Another famous inmate during the turbulent 1920’s in the Women’s Gaol was the outstanding Cork writer, Frank O Connor. He was born Michael O Donovan in Cork on September 17th 1903. Educated at St. Patrick’s National School- where one of his teachers was Daniel Corkery, who encouraged his literary talent. While still in his teens he fought in the Civil War and ended up in the Women’s Gaol in Sunday’s Well. His first job was that of a clerk in the Great Southern Railway office in Cork. He later worked as a librarian in Wicklow, Cork, and Dublin, for varying periods. His first book of short stories “Guests of the Nation” appeared in 1931, followed in 1932 by a novel “The Saint and Mary Kate”. From 1935 to 1939 he was a director of the Abbey Theatre and worked in close contact with W.B. Yeats. Two plays were produced by him in the Abbey:”In The Train” (1937) and “Moses Rock” (1938).

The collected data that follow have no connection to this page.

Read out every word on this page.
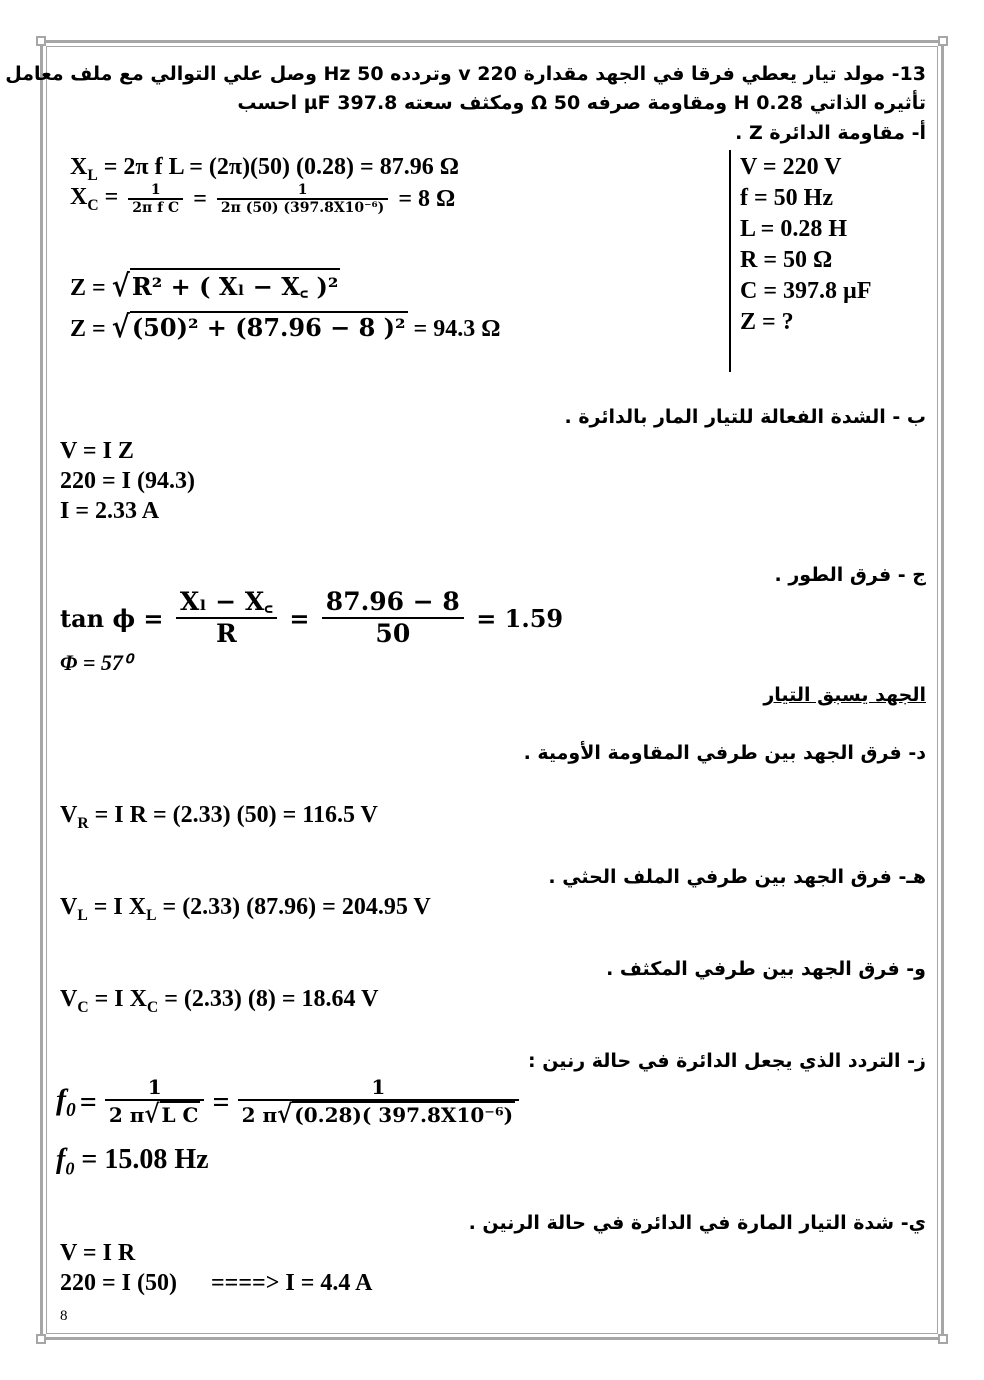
13- مولد تيار يعطي فرقا في الجهد مقدارة 220 v وتردده 50 Hz وصل علي التوالي مع ملف معامل
تأثيره الذاتي 0.28 H ومقاومة صرفه 50 Ω ومكثف سعته 397.8 µF احسب
أ- مقاومة الدائرة Z .
$X_L = 2\pi$ f L = (2π)(50) (0.28) = 87.96 Ω
$X_C = \frac{1}{\text{2π f C}} = \frac{1}{\text{2π (50) (397.8X10⁻⁶)}} = 8$ Ω
Z = √R² + ( Xₗ − X꜀ )²
Z = √(50)² + (87.96 − 8 )² = 94.3 Ω
V = 220 V
f = 50 Hz
L = 0.28 H
R = 50 Ω
C = 397.8 µF
Z = ?
ب - الشدة الفعالة للتيار المار بالدائرة .
V = I Z
220 = I (94.3)
I = 2.33 A
ج - فرق الطور .
$\tan \phi = \frac{\text{Xₗ − X꜀}}{R} = \frac{87.96 - 8}{50} = 1.59$
Φ = 57⁰
الجهد يسبق التيار
د- فرق الجهد بين طرفي المقاومة الأومية .
$V_R = I$ R = (2.33) (50) = 116.5 V
هـ- فرق الجهد بين طرفي الملف الحثي .
$V_L = I$ $X_L = (2.33) (87.96) = 204.95$ V
و- فرق الجهد بين طرفي المكثف .
$V_C = I$ $X_C = (2.33) (8) = 18.64$ V
ز- التردد الذي يجعل الدائرة في حالة رنين :
$f_0 = \frac{1}{\text{2 π√ L C}} = \frac{1}{\text{2 π√ (0.28)( 397.8X10⁻⁶)}}$
$f_0 = 15.08$ Hz
ي- شدة التيار المارة في الدائرة في حالة الرنين .
V = I R
220 = I (50) ====> I = 4.4 A
8
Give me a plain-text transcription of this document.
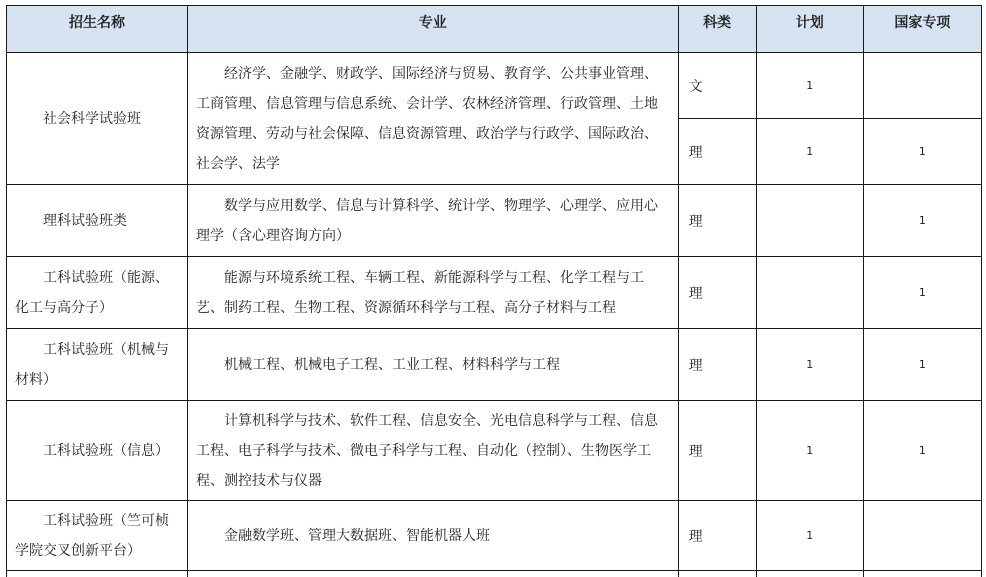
招生名称	专业	科类	计划	国家专项
社会科学试验班	经济学、金融学、财政学、国际经济与贸易、教育学、公共事业管理、工商管理、信息管理与信息系统、会计学、农林经济管理、行政管理、土地资源管理、劳动与社会保障、信息资源管理、政治学与行政学、国际政治、社会学、法学	文	1	
		理	1	1
理科试验班类	数学与应用数学、信息与计算科学、统计学、物理学、心理学、应用心理学（含心理咨询方向）	理		1
工科试验班（能源、化工与高分子）	能源与环境系统工程、车辆工程、新能源科学与工程、化学工程与工艺、制药工程、生物工程、资源循环科学与工程、高分子材料与工程	理		1
工科试验班（机械与材料）	机械工程、机械电子工程、工业工程、材料科学与工程	理	1	1
工科试验班（信息）	计算机科学与技术、软件工程、信息安全、光电信息科学与工程、信息工程、电子科学与技术、微电子科学与工程、自动化（控制）、生物医学工程、测控技术与仪器	理	1	1
工科试验班（竺可桢学院交叉创新平台）	金融数学班、管理大数据班、智能机器人班	理	1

His biography of Michael Collins “The Big Fellow” appeared in 1937. He became best known for his short stories publishing a number of collections from 1936. In 1939 he went to the U.S.A. where he lectured in a number of universities, and became a regular contributor to the “New Yorker”. He was elected to the Irish Academy of Letters in 1941. He returned to Ireland in 1960, and became lecturer in English in T.C.D. in 1963.
As well as fiction, he wrote books of travel and comment on Ireland, literary criticism, an autobiography in two volumes: “An Only Child”, and “My Father’s Son”, and made many translations from the Irish, including a racy rendering of “Merriman’s Midnight Court” (1945).
With David Green he edited and translated: “A Golden Treasury of Irish Poetry, A.D. 600 to 1200”, to bring to the general reader the most important branch of medieval poetry”…..from the only period when Ireland was an independent country. He died in Dublin on the 10th March, 1966.